Bons anos

Passagem de ano é sempre assim: votos de felicidades para cá, de saúde para lá e um dinheiro no bolso que não faz mal para ninguém. É o que se espera e se deseja, com os ingredientes de paz e amor nas relações pessoais, sentimentais, profissionais e sociais.
O ano de 2002 não será diferente. Repete-se o ritual da passagem, quando se imagina ser possível desfrutar no próximo período de 12 meses de uma situação melhor.
Sem querer ser profeta que não era adivinho e, sim, analista dos tempos acredito que seja possível definir os primeiros passos da coreografia que está sendo ensaiada. O ano-novo será extremamente político, no sentido de haver eleições para os principais cargos diretivos da Nação. Então, viveremos os meses que irão compor um enorme calendário eleitoral. Candidatos e partidos, de repente, vão se lembrar mais profundamente de nós. Farão promessas, sempre incríveis, que garantirão mudanças radicais, sempre para melhor, desde que eles estejam no poder.

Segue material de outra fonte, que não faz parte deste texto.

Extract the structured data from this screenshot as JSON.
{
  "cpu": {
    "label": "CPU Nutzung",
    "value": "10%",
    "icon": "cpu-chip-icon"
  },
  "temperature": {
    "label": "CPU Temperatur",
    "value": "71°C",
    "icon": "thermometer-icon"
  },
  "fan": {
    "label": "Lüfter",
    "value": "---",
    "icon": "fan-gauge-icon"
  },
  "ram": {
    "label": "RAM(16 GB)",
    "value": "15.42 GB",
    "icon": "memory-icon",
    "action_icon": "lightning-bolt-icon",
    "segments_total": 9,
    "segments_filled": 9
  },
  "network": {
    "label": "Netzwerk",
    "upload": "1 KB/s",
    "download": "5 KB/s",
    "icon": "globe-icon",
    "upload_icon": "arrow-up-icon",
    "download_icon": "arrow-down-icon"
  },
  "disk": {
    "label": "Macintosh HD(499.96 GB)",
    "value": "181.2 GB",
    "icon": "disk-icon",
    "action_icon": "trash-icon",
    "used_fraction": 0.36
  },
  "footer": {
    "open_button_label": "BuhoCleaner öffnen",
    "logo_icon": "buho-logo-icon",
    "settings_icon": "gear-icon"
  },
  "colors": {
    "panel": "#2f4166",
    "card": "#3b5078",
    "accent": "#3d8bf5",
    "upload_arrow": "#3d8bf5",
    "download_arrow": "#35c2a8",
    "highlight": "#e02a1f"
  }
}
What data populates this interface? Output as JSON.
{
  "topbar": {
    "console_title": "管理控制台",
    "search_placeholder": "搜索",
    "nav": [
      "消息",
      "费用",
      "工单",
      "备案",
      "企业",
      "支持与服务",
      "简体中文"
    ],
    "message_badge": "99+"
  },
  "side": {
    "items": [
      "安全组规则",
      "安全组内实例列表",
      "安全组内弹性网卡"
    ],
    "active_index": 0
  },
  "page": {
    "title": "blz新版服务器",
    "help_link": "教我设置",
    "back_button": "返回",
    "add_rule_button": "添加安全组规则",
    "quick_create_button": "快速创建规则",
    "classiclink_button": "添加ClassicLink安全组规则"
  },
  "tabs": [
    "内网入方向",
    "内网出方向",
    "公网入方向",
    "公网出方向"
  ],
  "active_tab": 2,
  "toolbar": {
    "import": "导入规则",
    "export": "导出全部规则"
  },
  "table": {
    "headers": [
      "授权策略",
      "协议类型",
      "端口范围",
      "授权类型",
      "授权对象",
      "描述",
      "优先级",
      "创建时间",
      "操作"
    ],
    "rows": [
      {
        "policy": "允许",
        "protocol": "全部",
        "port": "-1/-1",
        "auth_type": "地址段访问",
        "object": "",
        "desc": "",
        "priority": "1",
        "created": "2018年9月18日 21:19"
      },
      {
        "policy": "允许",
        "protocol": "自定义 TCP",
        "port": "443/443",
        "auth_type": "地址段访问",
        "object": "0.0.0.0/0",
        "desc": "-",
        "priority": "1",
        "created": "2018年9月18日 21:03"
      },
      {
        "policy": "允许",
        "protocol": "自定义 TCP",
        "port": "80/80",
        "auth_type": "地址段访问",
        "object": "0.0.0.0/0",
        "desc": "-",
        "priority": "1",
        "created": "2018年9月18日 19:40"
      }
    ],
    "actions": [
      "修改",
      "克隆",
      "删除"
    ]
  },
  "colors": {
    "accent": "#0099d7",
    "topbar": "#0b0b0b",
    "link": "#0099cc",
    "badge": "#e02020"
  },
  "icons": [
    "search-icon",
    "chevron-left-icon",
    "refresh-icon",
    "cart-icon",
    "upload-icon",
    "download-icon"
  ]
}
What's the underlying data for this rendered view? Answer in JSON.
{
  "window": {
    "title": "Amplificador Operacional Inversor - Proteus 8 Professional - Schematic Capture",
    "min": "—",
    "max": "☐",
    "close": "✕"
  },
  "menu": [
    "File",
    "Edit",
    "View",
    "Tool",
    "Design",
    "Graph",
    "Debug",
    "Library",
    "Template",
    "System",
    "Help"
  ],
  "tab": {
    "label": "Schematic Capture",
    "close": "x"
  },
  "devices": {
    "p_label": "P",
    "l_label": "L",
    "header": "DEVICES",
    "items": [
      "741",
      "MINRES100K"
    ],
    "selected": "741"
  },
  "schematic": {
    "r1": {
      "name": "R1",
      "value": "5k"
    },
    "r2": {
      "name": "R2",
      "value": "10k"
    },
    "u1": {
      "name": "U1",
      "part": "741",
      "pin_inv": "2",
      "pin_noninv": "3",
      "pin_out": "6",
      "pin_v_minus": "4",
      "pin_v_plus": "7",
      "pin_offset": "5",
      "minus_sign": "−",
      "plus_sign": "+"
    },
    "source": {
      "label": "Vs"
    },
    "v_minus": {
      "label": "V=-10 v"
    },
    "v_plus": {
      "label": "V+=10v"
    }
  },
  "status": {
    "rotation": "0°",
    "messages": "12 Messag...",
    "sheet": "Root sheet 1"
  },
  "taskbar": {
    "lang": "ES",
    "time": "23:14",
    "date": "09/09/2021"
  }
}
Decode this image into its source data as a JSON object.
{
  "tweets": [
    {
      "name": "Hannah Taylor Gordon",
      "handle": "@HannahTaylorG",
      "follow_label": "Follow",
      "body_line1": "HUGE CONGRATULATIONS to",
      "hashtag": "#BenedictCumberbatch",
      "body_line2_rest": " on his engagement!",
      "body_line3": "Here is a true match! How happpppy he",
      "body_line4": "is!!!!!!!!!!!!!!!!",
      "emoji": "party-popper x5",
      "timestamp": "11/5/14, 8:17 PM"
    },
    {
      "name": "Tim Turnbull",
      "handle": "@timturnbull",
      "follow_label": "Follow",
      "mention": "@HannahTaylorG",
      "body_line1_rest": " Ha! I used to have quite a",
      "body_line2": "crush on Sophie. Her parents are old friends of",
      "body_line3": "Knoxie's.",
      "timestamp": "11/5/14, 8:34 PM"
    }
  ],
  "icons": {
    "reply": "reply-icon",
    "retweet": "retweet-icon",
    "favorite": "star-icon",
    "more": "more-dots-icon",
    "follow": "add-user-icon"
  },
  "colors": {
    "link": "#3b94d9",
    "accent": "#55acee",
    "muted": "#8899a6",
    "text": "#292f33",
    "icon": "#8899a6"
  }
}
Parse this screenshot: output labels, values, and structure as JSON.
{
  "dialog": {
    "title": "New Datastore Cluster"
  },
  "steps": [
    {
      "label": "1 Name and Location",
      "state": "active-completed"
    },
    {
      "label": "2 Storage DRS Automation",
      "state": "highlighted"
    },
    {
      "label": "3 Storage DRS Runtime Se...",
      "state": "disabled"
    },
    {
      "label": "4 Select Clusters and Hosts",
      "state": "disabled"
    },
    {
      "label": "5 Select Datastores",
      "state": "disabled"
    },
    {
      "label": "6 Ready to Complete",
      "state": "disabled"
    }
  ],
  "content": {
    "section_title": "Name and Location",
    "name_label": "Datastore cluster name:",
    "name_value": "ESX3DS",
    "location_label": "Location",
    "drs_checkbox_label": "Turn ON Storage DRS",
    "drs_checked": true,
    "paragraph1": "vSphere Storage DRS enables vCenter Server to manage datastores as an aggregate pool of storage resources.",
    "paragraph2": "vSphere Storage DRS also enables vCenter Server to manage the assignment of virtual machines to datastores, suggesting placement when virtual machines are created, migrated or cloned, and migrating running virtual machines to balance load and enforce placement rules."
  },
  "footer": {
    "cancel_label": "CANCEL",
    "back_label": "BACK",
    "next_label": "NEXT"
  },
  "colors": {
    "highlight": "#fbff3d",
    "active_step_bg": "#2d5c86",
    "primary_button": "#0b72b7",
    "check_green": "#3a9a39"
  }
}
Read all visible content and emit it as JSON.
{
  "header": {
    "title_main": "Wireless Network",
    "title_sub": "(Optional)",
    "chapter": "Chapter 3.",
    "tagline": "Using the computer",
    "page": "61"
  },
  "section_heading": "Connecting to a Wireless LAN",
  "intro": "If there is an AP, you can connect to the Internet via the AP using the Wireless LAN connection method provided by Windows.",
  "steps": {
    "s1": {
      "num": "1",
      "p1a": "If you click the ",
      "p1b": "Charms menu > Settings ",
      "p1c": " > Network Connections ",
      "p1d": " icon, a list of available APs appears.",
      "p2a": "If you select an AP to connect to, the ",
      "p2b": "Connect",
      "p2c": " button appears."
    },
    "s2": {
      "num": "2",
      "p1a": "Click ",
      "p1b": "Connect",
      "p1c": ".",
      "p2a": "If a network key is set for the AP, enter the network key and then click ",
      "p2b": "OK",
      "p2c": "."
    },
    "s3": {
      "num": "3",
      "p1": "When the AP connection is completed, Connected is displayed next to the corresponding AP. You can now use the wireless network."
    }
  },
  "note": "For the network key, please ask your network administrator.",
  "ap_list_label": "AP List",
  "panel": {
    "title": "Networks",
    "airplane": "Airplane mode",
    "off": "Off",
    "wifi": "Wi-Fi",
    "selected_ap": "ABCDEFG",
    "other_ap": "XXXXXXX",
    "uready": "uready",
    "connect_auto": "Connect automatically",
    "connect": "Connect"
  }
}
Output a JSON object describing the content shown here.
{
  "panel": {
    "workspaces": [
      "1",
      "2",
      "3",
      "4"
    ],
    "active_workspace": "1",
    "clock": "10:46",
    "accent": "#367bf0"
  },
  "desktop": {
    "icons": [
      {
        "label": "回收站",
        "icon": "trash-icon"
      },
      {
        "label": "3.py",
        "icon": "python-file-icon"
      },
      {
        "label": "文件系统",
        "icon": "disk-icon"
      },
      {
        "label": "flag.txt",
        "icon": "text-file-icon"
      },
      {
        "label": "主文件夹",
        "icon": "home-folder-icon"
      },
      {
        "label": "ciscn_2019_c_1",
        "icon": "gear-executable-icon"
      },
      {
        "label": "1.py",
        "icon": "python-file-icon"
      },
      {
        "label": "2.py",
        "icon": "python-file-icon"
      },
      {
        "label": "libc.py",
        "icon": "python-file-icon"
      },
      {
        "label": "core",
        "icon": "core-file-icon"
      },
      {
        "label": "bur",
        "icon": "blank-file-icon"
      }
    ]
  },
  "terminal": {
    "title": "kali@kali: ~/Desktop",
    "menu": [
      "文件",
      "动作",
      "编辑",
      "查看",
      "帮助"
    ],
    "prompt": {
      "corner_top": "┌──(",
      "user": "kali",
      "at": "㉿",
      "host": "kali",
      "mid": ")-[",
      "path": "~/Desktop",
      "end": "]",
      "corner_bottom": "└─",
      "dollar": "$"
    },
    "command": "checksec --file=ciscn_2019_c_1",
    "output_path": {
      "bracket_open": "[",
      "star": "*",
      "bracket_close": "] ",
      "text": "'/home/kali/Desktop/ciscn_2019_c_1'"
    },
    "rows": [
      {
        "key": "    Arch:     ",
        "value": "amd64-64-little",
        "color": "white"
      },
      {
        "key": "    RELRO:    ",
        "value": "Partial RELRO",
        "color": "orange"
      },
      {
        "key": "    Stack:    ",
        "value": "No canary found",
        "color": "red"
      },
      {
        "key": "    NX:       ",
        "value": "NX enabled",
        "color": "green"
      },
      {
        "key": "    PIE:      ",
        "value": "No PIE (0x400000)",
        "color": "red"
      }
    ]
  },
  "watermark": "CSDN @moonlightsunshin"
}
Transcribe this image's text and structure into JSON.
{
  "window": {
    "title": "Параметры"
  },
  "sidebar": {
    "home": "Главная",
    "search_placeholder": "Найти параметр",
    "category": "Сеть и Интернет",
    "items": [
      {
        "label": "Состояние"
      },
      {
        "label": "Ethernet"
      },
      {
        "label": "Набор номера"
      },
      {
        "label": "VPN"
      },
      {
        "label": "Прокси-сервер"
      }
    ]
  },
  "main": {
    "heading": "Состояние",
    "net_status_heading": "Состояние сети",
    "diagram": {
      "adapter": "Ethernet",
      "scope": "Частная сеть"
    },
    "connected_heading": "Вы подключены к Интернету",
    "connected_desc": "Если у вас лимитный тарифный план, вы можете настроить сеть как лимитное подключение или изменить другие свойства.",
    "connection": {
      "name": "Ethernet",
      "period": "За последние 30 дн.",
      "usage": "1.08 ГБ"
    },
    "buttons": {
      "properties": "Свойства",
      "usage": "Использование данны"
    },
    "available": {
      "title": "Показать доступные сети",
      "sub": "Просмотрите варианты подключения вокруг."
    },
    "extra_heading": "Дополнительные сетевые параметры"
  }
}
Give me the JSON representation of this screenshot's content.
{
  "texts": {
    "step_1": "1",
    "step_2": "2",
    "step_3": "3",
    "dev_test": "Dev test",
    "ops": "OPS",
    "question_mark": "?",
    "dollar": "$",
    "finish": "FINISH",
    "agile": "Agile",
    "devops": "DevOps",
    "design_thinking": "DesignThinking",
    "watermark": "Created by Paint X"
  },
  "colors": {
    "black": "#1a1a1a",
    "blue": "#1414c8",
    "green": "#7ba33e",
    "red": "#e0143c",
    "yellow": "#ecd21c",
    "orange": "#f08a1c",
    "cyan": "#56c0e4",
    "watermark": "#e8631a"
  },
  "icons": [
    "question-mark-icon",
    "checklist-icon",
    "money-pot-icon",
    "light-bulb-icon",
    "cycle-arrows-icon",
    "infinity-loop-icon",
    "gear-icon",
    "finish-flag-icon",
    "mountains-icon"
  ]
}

Soluções para a economia, para a desigualdade social, para a horrorosa distribuição de renda, para a educação, para a saúde, para a moradia, o desemprego e a insegurança pública. Sim, conforme as promessas, seremos todos abruptamente felizes, como se a felicidade pudesse ser determinada por decreto. Promessas e plataformas vão se misturar de novo, como se tudo isso fosse um denominador comum entre partidos políticos e candidatos, todos desejando quase as mesmas coisas para o bem de todos.
Esse será o primeiro passo: a mesmice do palavreado fútil. Muitos não cederão à tentação da demagogia, abraçarão criancinhas e erguerão o tom de voz quando pronunciarem a palavra tão mágica: povo. Precisa-se do povo para chegar ao poder. Esquece-se rapidamente dele quando se chega lá. Tudo tem exceção, é claro.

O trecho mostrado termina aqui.